Também vi vaquinhas morrerem ao dar a luz, por estarem sem forças de tanto ficarem prenhas para gerar o leite que os humanos engarrafavam e vendiam...

Os humanos não são confiáveis. Tendo isso em mente, fiz-me de surda aos apelos de meus companheiros, e galopei. Galopei como nunca rumo à mata. A princípio, os humanos não me viram fugir. Atravessei o mato e alcancei a fazenda do Santuário.

Lá dentro, uma vaquinha pequena que estava solta, viu-me e deu o sinal aos humanos que cuidavam do lugar. Eles largaram tudo e vieram até mim... Pensei que fossem me afugentar, ou bater...

Os humanos não são confiáveis...

Mas eis que encontrei humanos amorosos, que vieram me receber com carinho e gentileza... Uma fêmea alta e forte como uma guerreira liderava o grupo. Abriu a porteira para que eu entrasse e estendeu a mão para me mostrar que não pretendia me ferir. Aliviada, eu me entreguei ao choro e coloquei o focinho em seu ombro. A mulher me abraçou pelo pescoço e disse:

- Calma, querida! Você está segura agora! Prometo que ninguém vai tirar você daqui.

E eu acreditei nela, especialmente porque quando os homens do abatedouro vieram, ela lidou com eles. Não sei o que aconteceu, nem que diplomacia foi empregada, só sei que eu nunca mais tive que deixar o Santuário dos Animais Livres como a fazenda era chamada.

- Vou chamar você de Madame Esperança - disse a princesa guerreira. E eu passei a me ver como Esperança.

Às vezes, eu lamentava que minha amiga não tivesse conseguido fugir comigo... Devia a ela a minha vida.

Acabei me afeiçoando aos humanos que lá viviam e trabalhavam como voluntários, alguns muito jovens, outros mais velhos, inclusive a proprietária, uma idosa que saía muito pouco de casa, mas que deixou tudo nas mãos da princesa guerreira que me salvou.

Acabei fazendo amizade com outras vacas, bois, bezerrinhos, cabras e ovelhas, cães e gatos, e até as alegres galinhas, também fugitivas de algumas granjas da região.

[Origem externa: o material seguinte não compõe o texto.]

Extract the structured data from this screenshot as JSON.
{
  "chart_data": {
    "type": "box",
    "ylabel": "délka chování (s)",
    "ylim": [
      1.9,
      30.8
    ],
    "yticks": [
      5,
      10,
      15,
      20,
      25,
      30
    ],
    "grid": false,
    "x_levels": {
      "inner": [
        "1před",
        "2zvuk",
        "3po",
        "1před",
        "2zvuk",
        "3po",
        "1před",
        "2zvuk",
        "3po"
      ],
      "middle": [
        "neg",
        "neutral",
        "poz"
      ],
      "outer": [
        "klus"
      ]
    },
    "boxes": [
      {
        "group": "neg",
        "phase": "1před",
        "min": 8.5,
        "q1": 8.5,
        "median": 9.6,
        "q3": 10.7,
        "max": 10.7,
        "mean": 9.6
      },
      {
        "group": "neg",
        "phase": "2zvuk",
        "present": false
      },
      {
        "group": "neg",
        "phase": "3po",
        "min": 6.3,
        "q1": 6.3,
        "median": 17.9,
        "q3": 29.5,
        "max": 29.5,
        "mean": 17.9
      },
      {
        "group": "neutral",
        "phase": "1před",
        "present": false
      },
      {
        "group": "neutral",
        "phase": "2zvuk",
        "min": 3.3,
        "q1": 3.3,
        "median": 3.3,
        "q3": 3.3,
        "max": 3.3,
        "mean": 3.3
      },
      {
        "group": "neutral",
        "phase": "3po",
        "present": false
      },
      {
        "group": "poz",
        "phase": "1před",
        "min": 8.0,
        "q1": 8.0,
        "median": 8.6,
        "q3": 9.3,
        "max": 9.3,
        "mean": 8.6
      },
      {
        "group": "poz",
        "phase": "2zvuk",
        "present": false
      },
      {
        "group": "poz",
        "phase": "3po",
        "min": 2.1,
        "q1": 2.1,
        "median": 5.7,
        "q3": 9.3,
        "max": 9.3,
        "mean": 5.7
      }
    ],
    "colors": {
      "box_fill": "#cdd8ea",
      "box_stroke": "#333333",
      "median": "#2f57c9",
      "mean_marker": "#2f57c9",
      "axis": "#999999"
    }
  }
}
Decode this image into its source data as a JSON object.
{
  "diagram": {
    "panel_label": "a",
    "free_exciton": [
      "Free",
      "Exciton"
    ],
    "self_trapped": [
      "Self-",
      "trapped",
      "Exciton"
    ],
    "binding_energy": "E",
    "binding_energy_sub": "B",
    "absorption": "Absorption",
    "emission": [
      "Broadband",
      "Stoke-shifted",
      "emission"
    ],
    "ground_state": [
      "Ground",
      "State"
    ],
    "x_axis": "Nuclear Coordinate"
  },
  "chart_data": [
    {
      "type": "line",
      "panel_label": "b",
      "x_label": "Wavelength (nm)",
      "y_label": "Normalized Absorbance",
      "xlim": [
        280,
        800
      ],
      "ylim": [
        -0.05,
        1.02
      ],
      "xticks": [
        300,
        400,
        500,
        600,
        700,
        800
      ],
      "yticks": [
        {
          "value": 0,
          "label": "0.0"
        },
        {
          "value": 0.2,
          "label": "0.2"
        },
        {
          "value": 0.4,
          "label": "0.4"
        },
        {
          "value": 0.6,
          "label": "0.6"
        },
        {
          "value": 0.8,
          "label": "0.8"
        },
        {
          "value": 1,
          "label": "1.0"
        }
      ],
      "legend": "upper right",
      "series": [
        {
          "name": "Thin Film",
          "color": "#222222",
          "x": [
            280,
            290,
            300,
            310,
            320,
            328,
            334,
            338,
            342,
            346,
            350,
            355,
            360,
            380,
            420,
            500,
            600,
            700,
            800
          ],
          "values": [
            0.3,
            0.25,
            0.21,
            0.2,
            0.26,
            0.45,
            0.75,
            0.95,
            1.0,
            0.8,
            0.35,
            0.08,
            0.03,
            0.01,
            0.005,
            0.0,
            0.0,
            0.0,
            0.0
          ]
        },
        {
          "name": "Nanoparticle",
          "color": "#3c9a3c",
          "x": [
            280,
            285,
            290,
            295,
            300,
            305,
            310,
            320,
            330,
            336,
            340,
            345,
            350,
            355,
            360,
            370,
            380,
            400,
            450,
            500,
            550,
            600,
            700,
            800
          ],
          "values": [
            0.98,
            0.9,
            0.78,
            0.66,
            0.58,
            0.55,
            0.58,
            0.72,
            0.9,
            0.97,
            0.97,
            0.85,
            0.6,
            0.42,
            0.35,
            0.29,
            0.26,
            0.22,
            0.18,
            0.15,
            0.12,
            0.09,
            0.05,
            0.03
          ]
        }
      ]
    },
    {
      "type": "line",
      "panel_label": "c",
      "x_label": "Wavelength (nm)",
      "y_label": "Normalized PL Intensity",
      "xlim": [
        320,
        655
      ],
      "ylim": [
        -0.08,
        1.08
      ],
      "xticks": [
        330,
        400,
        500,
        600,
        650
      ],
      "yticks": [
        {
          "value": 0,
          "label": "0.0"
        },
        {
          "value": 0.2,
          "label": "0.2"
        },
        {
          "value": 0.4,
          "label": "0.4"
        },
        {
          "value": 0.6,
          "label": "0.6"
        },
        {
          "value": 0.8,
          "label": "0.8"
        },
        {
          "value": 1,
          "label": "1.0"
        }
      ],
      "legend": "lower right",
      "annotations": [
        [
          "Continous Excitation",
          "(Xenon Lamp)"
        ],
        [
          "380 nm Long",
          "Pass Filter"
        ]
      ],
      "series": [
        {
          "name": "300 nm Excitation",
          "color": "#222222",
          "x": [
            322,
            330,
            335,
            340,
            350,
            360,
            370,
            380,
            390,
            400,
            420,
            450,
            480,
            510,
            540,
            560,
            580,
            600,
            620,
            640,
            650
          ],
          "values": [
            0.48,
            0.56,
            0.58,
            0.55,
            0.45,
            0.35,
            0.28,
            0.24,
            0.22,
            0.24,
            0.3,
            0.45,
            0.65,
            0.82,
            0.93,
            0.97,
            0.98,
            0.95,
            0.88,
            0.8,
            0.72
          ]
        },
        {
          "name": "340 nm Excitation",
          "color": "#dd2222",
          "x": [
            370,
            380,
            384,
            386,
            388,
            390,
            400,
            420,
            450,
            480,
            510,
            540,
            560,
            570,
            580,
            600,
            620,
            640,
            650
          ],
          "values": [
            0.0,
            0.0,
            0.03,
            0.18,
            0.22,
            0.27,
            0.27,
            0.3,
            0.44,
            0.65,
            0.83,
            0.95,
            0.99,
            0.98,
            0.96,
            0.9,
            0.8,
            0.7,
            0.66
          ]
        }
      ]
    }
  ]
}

Presenciei resgates dramáticos e emocionantes. Alguns bem sucedidos. Outros em que o bovino faleceu pouco depois, sem forças para continuar neste mundo... Mas vi muita alegria também.

A princesa guerreira sempre cantava pra gente. Um dia, eu descobri que o nome dela era Astrid. E que Astrid guardava muito amor em seu coração para todos nós. Por isso, descobri que poderia confiar nela.